School of Computer Science and Technology, Beijing Institute of Technology, Beijing, 100081, China.
BMC Biol. 2025 May 9;23(1):119. doi: 10.1186/s12915-025-02221-y.
Exploring piRNA-disease associations can help discover candidate diagnostic or prognostic biomarkers and therapeutic targets. Several computational methods have been presented for identifying associations between piRNAs and diseases. However, the existing methods encounter challenges such as over-smoothing in feature learning and overlooking specific local proximity relationships, resulting in limited representation of piRNA-disease pairs and insufficient detection of association patterns.
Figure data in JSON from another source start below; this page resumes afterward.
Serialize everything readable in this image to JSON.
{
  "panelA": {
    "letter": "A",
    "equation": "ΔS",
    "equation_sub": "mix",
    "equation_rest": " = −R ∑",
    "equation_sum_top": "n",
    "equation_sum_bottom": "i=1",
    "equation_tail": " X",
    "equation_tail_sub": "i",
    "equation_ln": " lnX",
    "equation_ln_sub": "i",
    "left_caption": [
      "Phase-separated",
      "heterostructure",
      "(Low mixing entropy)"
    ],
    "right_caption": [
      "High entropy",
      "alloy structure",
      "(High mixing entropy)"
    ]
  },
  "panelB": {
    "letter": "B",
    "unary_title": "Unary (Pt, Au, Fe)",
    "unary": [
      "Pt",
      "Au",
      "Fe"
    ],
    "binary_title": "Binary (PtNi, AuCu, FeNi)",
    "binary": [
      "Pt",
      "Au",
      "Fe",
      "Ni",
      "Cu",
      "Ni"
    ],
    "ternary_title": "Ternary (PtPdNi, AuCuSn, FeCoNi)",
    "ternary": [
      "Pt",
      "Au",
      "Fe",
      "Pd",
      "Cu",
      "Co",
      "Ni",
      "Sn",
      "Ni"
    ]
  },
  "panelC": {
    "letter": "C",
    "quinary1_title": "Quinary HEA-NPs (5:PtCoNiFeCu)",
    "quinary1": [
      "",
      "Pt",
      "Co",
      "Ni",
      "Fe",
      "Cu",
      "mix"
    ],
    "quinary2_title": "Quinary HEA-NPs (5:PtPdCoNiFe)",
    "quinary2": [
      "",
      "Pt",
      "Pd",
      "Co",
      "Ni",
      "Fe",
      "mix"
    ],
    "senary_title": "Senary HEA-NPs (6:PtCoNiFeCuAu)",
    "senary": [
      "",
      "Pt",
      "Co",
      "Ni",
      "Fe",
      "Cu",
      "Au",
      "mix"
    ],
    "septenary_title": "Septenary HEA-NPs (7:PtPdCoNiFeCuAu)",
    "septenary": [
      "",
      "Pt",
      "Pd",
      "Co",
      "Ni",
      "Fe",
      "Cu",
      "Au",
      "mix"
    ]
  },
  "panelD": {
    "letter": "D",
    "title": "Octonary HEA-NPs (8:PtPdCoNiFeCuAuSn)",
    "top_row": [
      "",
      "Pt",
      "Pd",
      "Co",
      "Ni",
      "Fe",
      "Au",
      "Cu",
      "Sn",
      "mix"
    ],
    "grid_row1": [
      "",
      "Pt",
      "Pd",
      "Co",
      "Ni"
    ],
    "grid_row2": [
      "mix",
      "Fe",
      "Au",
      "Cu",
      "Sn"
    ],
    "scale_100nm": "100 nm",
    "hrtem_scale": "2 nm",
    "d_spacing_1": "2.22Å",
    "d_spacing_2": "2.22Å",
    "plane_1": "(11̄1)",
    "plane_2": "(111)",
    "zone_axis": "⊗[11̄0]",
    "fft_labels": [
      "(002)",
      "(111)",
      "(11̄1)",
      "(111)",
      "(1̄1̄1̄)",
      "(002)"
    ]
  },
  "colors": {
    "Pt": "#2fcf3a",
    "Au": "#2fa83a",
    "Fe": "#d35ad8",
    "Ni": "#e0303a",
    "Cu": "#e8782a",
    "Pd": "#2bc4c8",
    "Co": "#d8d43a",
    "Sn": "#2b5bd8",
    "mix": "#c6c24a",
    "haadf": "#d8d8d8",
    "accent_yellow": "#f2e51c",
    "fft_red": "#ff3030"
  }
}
In this study, we propose a novel computational method called iPiDA-LGE for piRNA-disease association identification. iPiDA-LGE comprises two graph convolutional neural network modules based on local and global piRNA-disease graphs, aimed at capturing specific and general features of piRNA-disease pairs. Additionally, it integrates their refined and macroscopic inferences to derive the final prediction result.
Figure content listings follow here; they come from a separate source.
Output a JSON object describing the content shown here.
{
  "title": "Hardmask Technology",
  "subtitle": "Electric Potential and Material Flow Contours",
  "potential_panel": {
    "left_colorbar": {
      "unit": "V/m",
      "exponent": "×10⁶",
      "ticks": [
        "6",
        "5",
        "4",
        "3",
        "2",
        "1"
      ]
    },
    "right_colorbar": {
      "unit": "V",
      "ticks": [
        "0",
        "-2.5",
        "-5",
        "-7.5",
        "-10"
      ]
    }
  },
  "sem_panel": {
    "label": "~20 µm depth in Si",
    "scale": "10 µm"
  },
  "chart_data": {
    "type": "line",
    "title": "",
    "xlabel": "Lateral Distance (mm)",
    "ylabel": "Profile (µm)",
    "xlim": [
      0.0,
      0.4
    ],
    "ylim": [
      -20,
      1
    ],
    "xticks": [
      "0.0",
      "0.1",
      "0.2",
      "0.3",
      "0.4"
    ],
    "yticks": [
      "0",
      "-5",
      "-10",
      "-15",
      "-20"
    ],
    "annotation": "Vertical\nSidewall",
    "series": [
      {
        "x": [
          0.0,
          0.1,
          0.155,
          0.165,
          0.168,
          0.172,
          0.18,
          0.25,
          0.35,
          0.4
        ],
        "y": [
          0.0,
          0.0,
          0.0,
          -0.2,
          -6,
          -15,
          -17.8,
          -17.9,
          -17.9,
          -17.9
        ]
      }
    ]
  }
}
The experimental results show that iPiDA-LGE effectively leverages the advantages of both local and global graph learning, thereby achieving more discriminative pair representation and superior predictive performance.
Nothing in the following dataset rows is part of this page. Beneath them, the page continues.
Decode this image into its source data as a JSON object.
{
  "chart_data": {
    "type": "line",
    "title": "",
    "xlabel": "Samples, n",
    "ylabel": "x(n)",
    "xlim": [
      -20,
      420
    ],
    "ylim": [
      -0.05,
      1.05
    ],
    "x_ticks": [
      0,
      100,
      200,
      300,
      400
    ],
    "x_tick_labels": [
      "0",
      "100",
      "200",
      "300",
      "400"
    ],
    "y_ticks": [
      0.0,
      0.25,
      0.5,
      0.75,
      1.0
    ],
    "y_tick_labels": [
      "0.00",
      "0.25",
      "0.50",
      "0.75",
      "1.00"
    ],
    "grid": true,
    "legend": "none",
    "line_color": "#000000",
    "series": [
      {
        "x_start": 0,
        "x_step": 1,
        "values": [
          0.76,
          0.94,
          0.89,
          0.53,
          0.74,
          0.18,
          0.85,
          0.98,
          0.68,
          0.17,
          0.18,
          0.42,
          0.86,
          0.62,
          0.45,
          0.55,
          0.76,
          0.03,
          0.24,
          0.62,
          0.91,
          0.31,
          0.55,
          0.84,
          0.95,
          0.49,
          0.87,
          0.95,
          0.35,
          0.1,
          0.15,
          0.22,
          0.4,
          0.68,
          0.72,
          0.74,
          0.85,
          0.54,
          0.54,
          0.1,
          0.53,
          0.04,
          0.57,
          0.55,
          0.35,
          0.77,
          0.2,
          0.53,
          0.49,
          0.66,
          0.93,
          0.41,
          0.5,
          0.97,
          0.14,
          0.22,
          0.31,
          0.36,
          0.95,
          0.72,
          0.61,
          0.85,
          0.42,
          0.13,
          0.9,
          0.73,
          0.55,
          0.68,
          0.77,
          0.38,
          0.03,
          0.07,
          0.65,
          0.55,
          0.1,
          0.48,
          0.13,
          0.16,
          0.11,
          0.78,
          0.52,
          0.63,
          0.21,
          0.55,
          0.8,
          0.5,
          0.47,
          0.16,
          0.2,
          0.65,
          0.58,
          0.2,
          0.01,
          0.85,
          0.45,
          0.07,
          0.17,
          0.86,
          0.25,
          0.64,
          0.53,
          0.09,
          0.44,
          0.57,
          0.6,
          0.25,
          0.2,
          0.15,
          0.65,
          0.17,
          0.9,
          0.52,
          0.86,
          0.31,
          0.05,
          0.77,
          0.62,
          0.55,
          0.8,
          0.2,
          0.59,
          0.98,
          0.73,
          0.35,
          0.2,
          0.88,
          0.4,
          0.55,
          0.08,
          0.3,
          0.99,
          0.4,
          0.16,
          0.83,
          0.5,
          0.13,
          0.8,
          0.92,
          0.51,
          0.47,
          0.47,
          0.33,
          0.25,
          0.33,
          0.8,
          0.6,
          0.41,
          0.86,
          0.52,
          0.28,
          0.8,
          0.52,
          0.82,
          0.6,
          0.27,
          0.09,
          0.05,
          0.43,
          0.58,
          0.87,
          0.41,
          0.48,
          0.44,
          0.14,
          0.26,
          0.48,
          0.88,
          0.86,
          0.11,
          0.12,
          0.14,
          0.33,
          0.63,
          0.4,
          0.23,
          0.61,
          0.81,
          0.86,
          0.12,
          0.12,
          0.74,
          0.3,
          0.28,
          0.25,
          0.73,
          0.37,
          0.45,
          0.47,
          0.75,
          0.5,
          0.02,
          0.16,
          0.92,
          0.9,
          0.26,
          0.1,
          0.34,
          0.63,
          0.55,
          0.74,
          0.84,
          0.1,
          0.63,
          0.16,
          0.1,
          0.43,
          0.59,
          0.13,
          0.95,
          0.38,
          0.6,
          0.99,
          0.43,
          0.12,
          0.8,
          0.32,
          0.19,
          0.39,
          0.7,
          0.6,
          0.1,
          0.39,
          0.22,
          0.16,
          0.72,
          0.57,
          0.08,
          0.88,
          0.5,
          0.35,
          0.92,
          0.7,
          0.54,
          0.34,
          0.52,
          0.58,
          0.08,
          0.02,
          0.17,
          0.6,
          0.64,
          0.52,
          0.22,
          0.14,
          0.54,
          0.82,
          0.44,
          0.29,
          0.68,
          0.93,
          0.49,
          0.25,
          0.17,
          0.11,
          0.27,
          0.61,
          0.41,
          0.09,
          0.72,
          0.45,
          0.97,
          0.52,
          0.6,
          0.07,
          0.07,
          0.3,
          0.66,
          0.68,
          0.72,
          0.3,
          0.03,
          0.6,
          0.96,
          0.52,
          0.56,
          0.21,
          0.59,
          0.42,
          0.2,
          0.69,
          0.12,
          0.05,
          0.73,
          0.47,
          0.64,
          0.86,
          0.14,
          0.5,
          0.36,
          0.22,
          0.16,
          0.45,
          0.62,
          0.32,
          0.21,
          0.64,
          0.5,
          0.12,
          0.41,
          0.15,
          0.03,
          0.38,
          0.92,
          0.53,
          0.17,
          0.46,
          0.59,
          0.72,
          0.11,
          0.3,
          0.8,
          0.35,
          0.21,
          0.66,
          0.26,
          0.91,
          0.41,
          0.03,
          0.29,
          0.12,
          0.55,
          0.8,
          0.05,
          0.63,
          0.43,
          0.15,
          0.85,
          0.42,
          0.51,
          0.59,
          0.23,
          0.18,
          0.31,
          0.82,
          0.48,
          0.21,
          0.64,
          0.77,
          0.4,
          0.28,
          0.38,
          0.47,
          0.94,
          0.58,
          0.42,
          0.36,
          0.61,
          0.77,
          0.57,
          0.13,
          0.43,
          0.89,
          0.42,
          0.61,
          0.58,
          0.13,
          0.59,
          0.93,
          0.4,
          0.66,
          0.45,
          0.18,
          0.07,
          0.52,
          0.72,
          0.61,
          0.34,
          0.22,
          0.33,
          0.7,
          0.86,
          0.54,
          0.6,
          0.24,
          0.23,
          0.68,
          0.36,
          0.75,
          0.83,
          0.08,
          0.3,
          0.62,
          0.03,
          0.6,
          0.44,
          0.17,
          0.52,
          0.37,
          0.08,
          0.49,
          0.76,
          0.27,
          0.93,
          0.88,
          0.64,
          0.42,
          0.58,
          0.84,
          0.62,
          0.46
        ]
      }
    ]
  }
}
探索piRNA与疾病的关联有助于发现候选诊断或预后生物标志物以及治疗靶点。已经提出了几种计算方法来识别piRNA与疾病之间的关联。然而,现有方法面临诸如特征学习中的过度平滑以及忽略特定局部邻近关系等挑战,导致piRNA-疾病对的表示有限,且关联模式的检测不足。
在本研究中,我们提出了一种名为iPiDA-LGE的用于piRNA-疾病关联识别的新型计算方法。iPiDA-LGE由基于局部和全局piRNA-疾病图的两个图卷积神经网络模块组成,旨在捕获piRNA-疾病对的特定和一般特征。此外,它整合了它们的精细和宏观推断以得出最终预测结果。
实验结果表明,iPiDA-LGE有效地利用了局部和全局图学习的优势,从而实现了更具判别力的配对表示和卓越的预测性能。